The future of particle physics in the United States has never been as imperiled as it is now, says economist Harold Shapiro, president emeritus of Princeton University. Failure to act, he says, could mean missing out on opportunities to answer some of the most profound questions about the nature of time, space and the origins of the universe.

Shapiro, who led a diverse committee of particle physicists, other academics and business leaders that last month reported on its 18-month examination of the state of elementary particle physics in the United States, spoke at Schwartz Auditorium on May 8. Ritchie Patterson, Cornell professor of physics, is a member of the committee.

The committee's report, "Revealing the Hidden Nature of Space and Time: Charting the Course for Elementary Particle Physics," describes a field at a turning point: on the brink of profound new insights, but facing decline in the United States as funding stagnates and research at major facilities winds down.

It's a new and alarming situation, said Shapiro. Historically, the United States has been a leader in particle physics research, with important discoveries coming out of particle accelerators like the Stanford Linear Accelerator Center (SLAC), the Cornell Electron-positron Storage Ring (CESR), Brookhaven National Laboratory and the world's most powerful particle accelerator, the Tevatron at Fermilab in Illinois. But operations for particle physics at SLAC's accelerator, the Tevatron and CESR are all slated to end over the next decade (CESR will continue to work as an X-ray source and testing facility), leaving researchers with drastically reduced opportunities for research in the United States and potentially leading to a brain drain as promising young physicists move abroad -- particularly to Europe and Japan.

The future of the field, researchers agree, lies largely in two not-yet-built accelerators that will operate at the terascale (at energies measured in teraelectron volts, or 1 trillion volts). The first, the Large Hadron Collider (LHC), will open at the European Centre for Nuclear Research (CERN) in Geneva, Switzerland, in 2007, with the capacity to directly observe theoretical particles like the Higgs boson, which is thought to give other particles their mass. The second, the proposed International Linear Accelerator (ILC), would take the discoveries of the LHC further, allowing researchers to probe the nature of such particles in depth.

The ILC is anything but a certainty. Still in the earliest planning stages, it has a daunting price tag (many billions of dollars), no chosen location and little public awareness.

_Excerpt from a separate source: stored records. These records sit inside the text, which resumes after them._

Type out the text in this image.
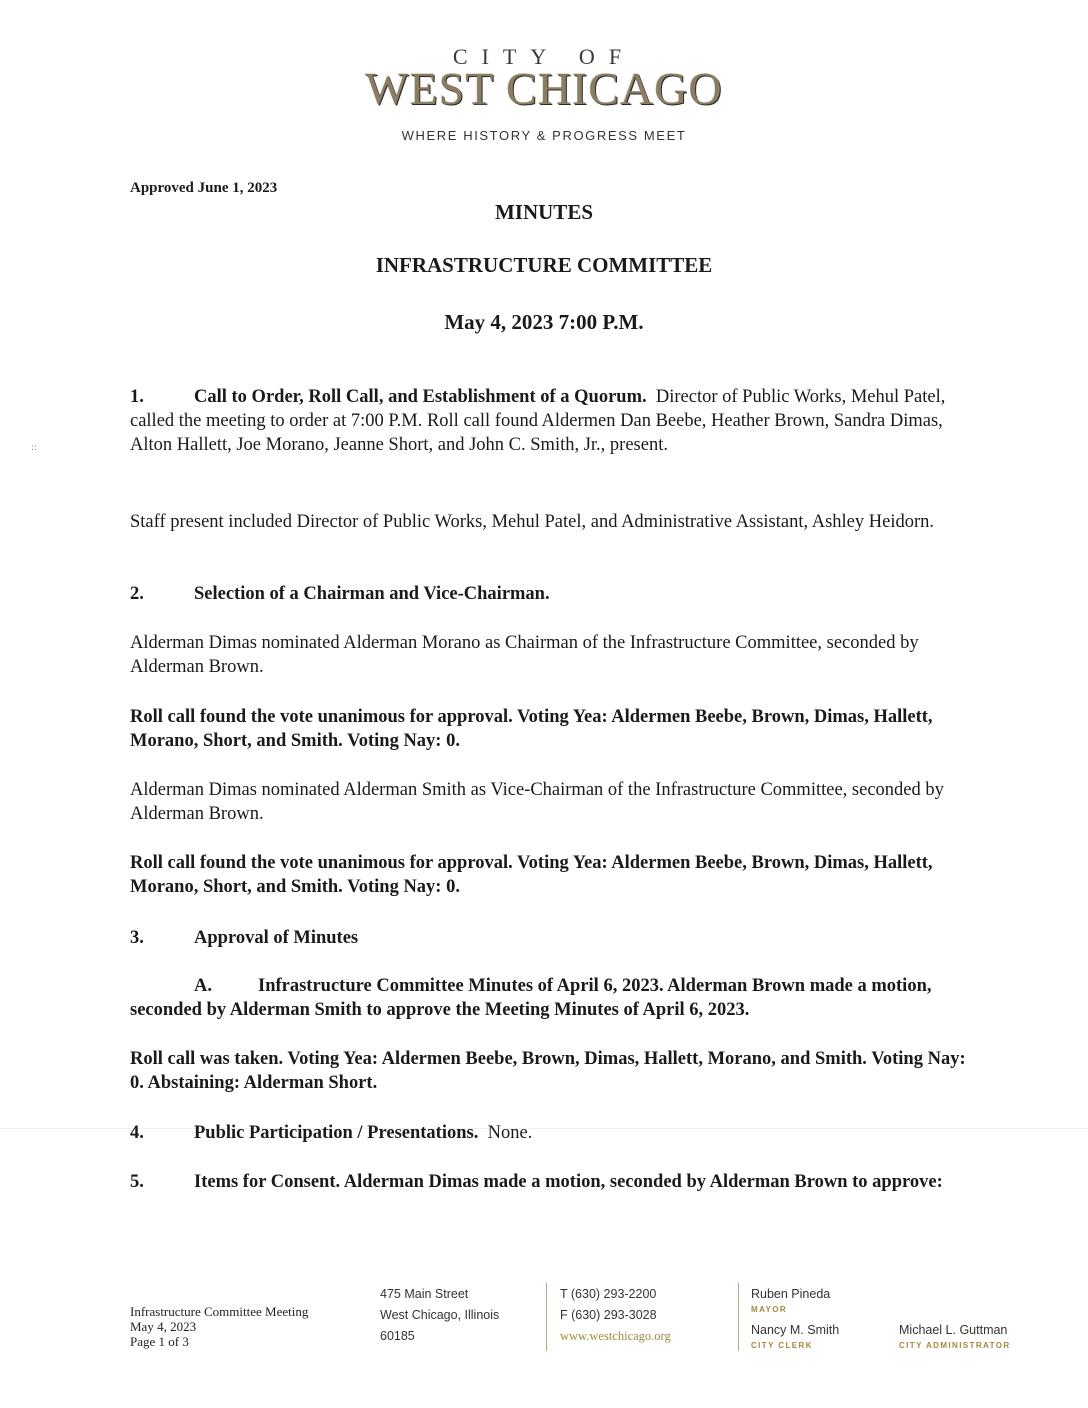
CITY OF
WEST CHICAGO
WHERE HISTORY & PROGRESS MEET
Approved June 1, 2023
MINUTES
INFRASTRUCTURE COMMITTEE
May 4, 2023 7:00 P.M.
::
1.	Call to Order, Roll Call, and Establishment of a Quorum. Director of Public Works, Mehul Patel, called the meeting to order at 7:00 P.M. Roll call found Aldermen Dan Beebe, Heather Brown, Sandra Dimas, Alton Hallett, Joe Morano, Jeanne Short, and John C. Smith, Jr., present.
Staff present included Director of Public Works, Mehul Patel, and Administrative Assistant, Ashley Heidorn.
2.	Selection of a Chairman and Vice-Chairman.
Alderman Dimas nominated Alderman Morano as Chairman of the Infrastructure Committee, seconded by Alderman Brown.
Roll call found the vote unanimous for approval. Voting Yea: Aldermen Beebe, Brown, Dimas, Hallett, Morano, Short, and Smith. Voting Nay: 0.
Alderman Dimas nominated Alderman Smith as Vice-Chairman of the Infrastructure Committee, seconded by Alderman Brown.
Roll call found the vote unanimous for approval. Voting Yea: Aldermen Beebe, Brown, Dimas, Hallett, Morano, Short, and Smith. Voting Nay: 0.
3.	Approval of Minutes
A. Infrastructure Committee Minutes of April 6, 2023. Alderman Brown made a motion, seconded by Alderman Smith to approve the Meeting Minutes of April 6, 2023.
Roll call was taken. Voting Yea: Aldermen Beebe, Brown, Dimas, Hallett, Morano, and Smith. Voting Nay: 0. Abstaining: Alderman Short.
4.	Public Participation / Presentations. None.
5.	Items for Consent. Alderman Dimas made a motion, seconded by Alderman Brown to approve:
Infrastructure Committee Meeting
May 4, 2023
Page 1 of 3
475 Main Street
West Chicago, Illinois
60185
T (630) 293-2200
F (630) 293-3028
www.westchicago.org
Ruben Pineda
MAYOR
Nancy M. Smith
CITY CLERK
Michael L. Guttman
CITY ADMINISTRATOR
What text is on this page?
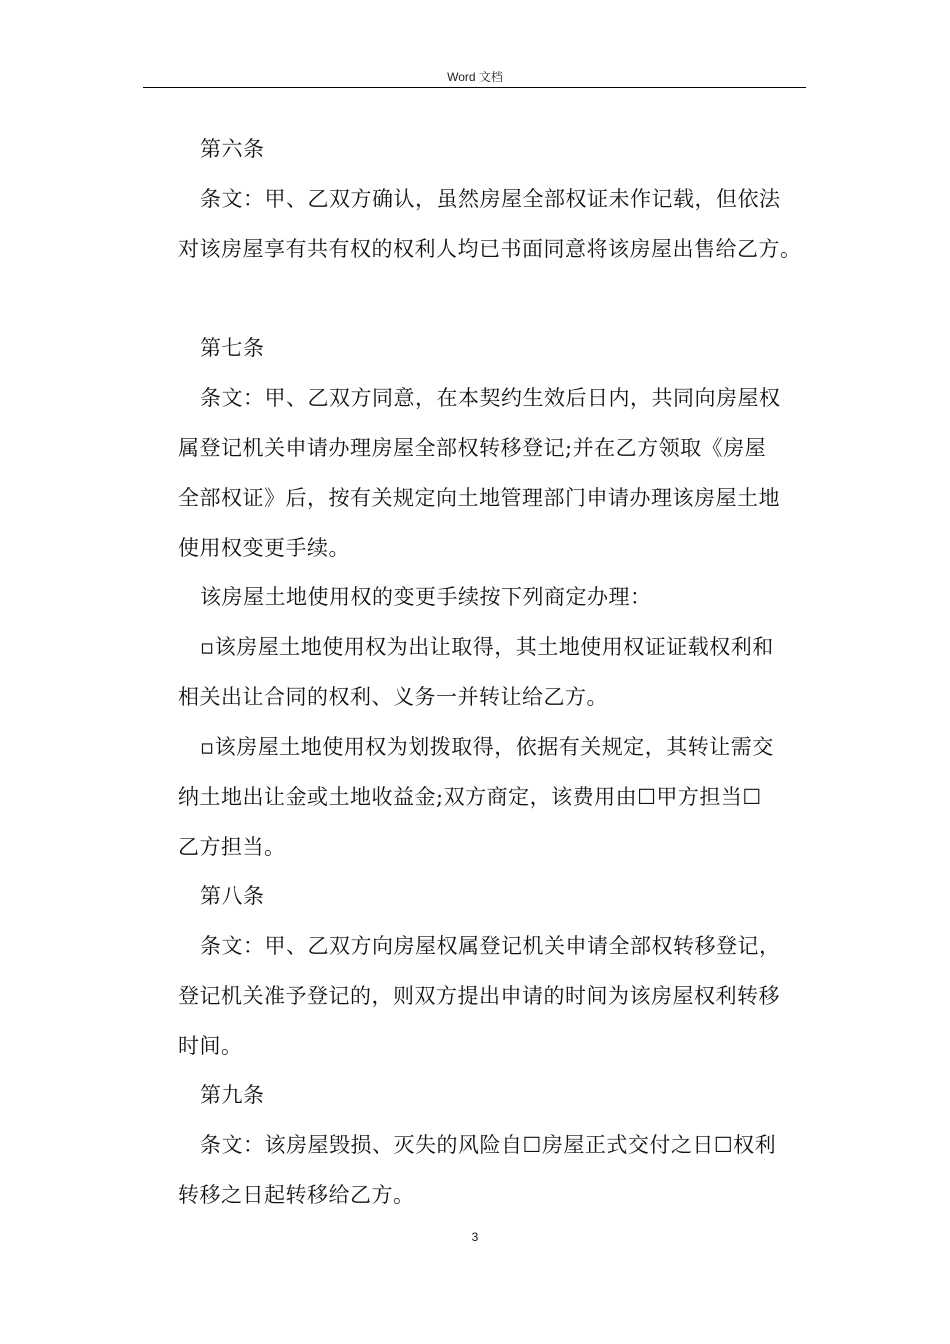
Word 文档
第六条
条文：甲、乙双方确认，虽然房屋全部权证未作记载，但依法
对该房屋享有共有权的权利人均已书面同意将该房屋出售给乙方。
第七条
条文：甲、乙双方同意，在本契约生效后日内，共同向房屋权
属登记机关申请办理房屋全部权转移登记;并在乙方领取《房屋
全部权证》后，按有关规定向土地管理部门申请办理该房屋土地
使用权变更手续。
该房屋土地使用权的变更手续按下列商定办理：
▫该房屋土地使用权为出让取得，其土地使用权证证载权利和
相关出让合同的权利、义务一并转让给乙方。
▫该房屋土地使用权为划拨取得，依据有关规定，其转让需交
纳土地出让金或土地收益金;双方商定，该费用由☐甲方担当☐
乙方担当。
第八条
条文：甲、乙双方向房屋权属登记机关申请全部权转移登记，
登记机关准予登记的，则双方提出申请的时间为该房屋权利转移
时间。
第九条
条文：该房屋毁损、灭失的风险自☐房屋正式交付之日☐权利
转移之日起转移给乙方。
3
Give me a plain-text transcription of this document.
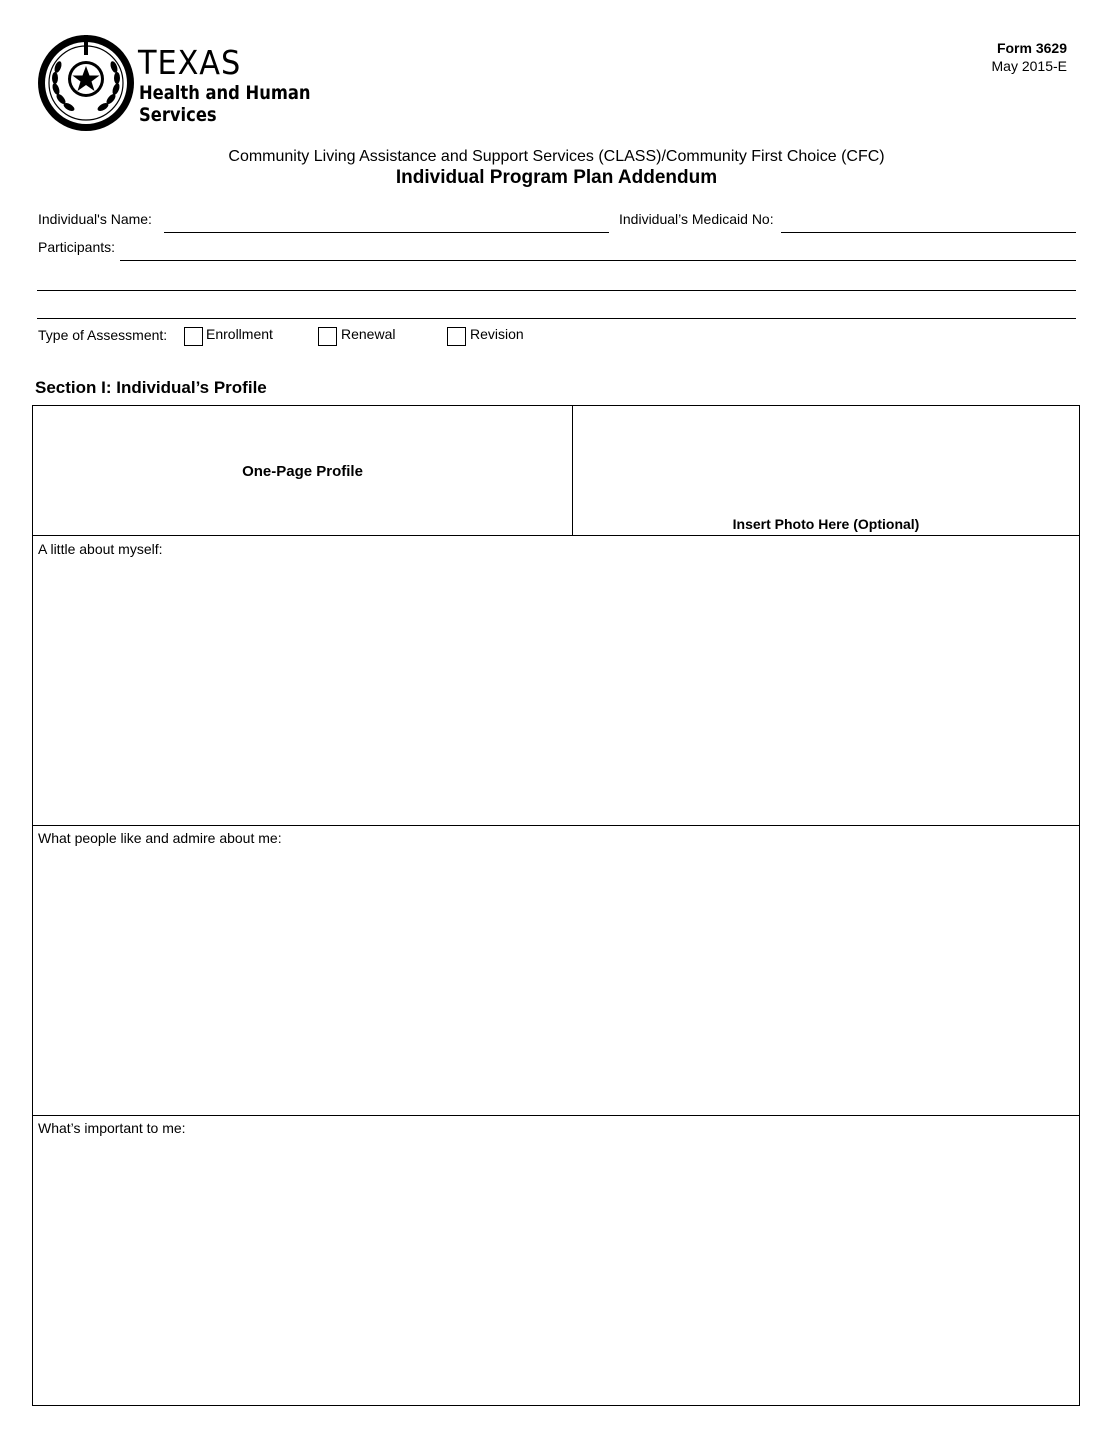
TEXAS
Health and Human
Services
Form 3629
May 2015-E
Community Living Assistance and Support Services (CLASS)/Community First Choice (CFC)
Individual Program Plan Addendum
Individual's Name:	Individual’s Medicaid No:
Participants:
Type of Assessment:	Enrollment	Renewal	Revision
Section I: Individual’s Profile
One-Page Profile
Insert Photo Here (Optional)
A little about myself:
What people like and admire about me:
What’s important to me:
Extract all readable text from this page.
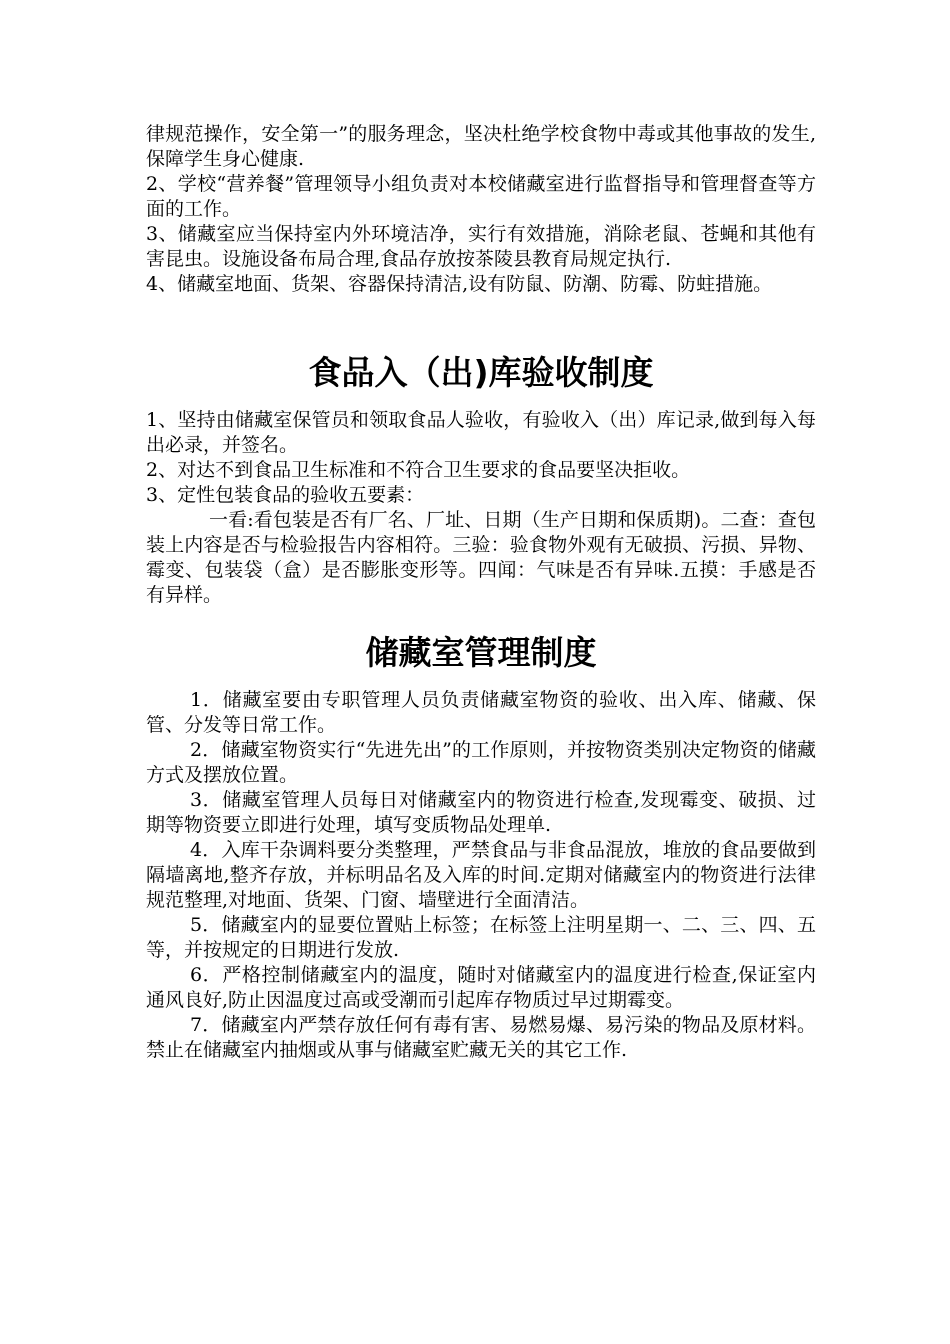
律规范操作，安全第一”的服务理念，坚决杜绝学校食物中毒或其他事故的发生,保障学生身心健康.

2、学校“营养餐”管理领导小组负责对本校储藏室进行监督指导和管理督查等方面的工作。

3、储藏室应当保持室内外环境洁净，实行有效措施，消除老鼠、苍蝇和其他有害昆虫。设施设备布局合理,食品存放按茶陵县教育局规定执行.

4、储藏室地面、货架、容器保持清洁,设有防鼠、防潮、防霉、防蛀措施。

食品入（出)库验收制度

1、坚持由储藏室保管员和领取食品人验收，有验收入（出）库记录,做到每入每出必录，并签名。

2、对达不到食品卫生标准和不符合卫生要求的食品要坚决拒收。

3、定性包装食品的验收五要素：

一看:看包装是否有厂名、厂址、日期（生产日期和保质期)。二查：查包装上内容是否与检验报告内容相符。三验：验食物外观有无破损、污损、异物、霉变、包装袋（盒）是否膨胀变形等。四闻：气味是否有异味.五摸：手感是否有异样。

储藏室管理制度

1．储藏室要由专职管理人员负责储藏室物资的验收、出入库、储藏、保管、分发等日常工作。

2．储藏室物资实行“先进先出”的工作原则，并按物资类别决定物资的储藏方式及摆放位置。

3．储藏室管理人员每日对储藏室内的物资进行检查,发现霉变、破损、过期等物资要立即进行处理，填写变质物品处理单.

4．入库干杂调料要分类整理，严禁食品与非食品混放，堆放的食品要做到隔墙离地,整齐存放，并标明品名及入库的时间.定期对储藏室内的物资进行法律规范整理,对地面、货架、门窗、墙壁进行全面清洁。

5．储藏室内的显要位置贴上标签；在标签上注明星期一、二、三、四、五等，并按规定的日期进行发放.

6．严格控制储藏室内的温度，随时对储藏室内的温度进行检查,保证室内通风良好,防止因温度过高或受潮而引起库存物质过早过期霉变。

7．储藏室内严禁存放任何有毒有害、易燃易爆、易污染的物品及原材料。禁止在储藏室内抽烟或从事与储藏室贮藏无关的其它工作.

But Shapiro -- who admits he came into the process a skeptic -- said he's now convinced that mounting a successful bid to build the ILC in the United States is vital to the country's continued scientific progress.

Rallying excitement and support for the ILC will be tough, but, Shapiro said, "The committee felt that terascale physics was the area that had the greatest potential for discovery and for piquing people's curiosity. If you think about the vitality of the scientific community, this is central. It would be a crime to step away from this field."

Patterson, who also is involved with the LHC, is just as emphatic. "The LHC will be fabulous for discovering that new things are going on," Patterson said. But because it will operate by colliding protons, whose components (quarks and gluons) can carry any fraction of the [proton's] momentum, there will always be too few constraints in the system to allow researchers to reconstruct a full picture of what's going on.

To get the full picture, Patterson said, researchers need the additional capabilities of the ILC. "With ILC it's electrons, so you know to a gnat's eyelash what the energy of the colliding particles is. And that gives you more constraints."

The concept for the linear accelerator was first proposed in 1965 by Maury Tigner, director of Cornell's Laboratory of Elementary Particle Physics. Cornell has a huge stake in the ILC, with Patterson and other researchers heavily involved in its design and implementation.

But the public has a stake in the ILC too, Patterson added. America's future role in particle physics could depend on it.

"It could be great," she said, "or it could die."